Much more striking is Cassidy in the Michelle Pfeiffer role of Madame Tourvel — West’s pale and vulnerable prey. She is at first a moral and sexual glacier, but as she warms up she falls apart. Spectacularly.
By contrast, McTeer in the Glenn Close role is forever obliged to rein herself in and so proves very english: a longnecked swan floating on a shimmering taffeta dress. Josie Rourke’s production has a respectable first half on Tom Scutt’s candlelit set of faded grandeur which attenuates the gilt and curlicues of French rococo for modern tastes.
The second half benefits from loss of control: gloves come off along with the bodices and the theatrical pulse quickens. So yes, Les Liaisons may lack a sense of danger on its pearl anniversary. But even if the play springs few surprises, it smoulders nicely again.

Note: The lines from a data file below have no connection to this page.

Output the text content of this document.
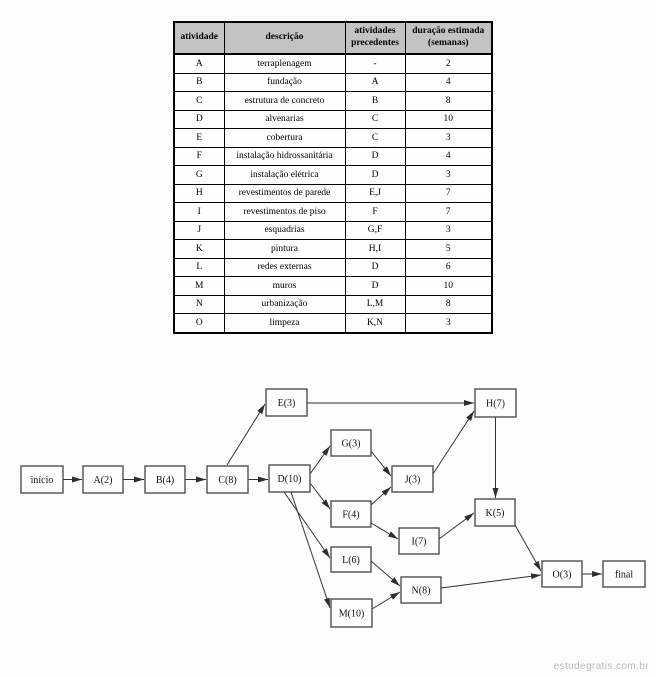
atividade	descrição	atividades precedentes	duração estimada (semanas)
A	terraplenagem	-	2
B	fundação	A	4
C	estrutura de concreto	B	8
D	alvenarias	C	10
E	cobertura	C	3
F	instalação hidrossanitária	D	4
G	instalação elétrica	D	3
H	revestimentos de parede	E,J	7
I	revestimentos de piso	F	7
J	esquadrias	G,F	3
K	pintura	H,I	5
L	redes externas	D	6
M	muros	D	10
N	urbanização	L,M	8
O	limpeza	K,N	3
início	A(2)	B(4)	C(8)	D(10)
E(3)
G(3)
J(3)
F(4)
I(7)
H(7)
K(5)
L(6)
N(8)
M(10)
O(3)	final
estudegratis.com.br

ALL theatrical roads lead to Michael Grandage these days. The Donmar’s revered former artistic director has thrown his weight — as producer — behind a new venture in the former St Martin’s Art College.
The Dazzle sees the casting of three widely feted young thesps in the shape of Joanna Vanderham, Andrew Scott and David Dawson.
The play, by Richard Greenberg, is a murky psychological melodrama about the Collyer brothers — two deep-cast neurotics who holed themselves up in their Manhattan apartment amid 100 tons of junk until their deaths in 1947.
Atmosphere hangs like yellow smog over Ben Stones’ set and director Simon evans solicits exquisite performances. Vanderham, as a sexually precocious heiress, has all the capricious magnetism to make the brothers sweat and panic, but Andrew Scott’s Langley remains steadfastly solipsistic.
David Dawson is striking, too, as the wiry, hair-triggered elder brother.
Greenberg’s long, dark and fitfully witty play isn’t a barrel of laughs and is far from dazzling, but Michael Grandage has once more mobilised some serious talent.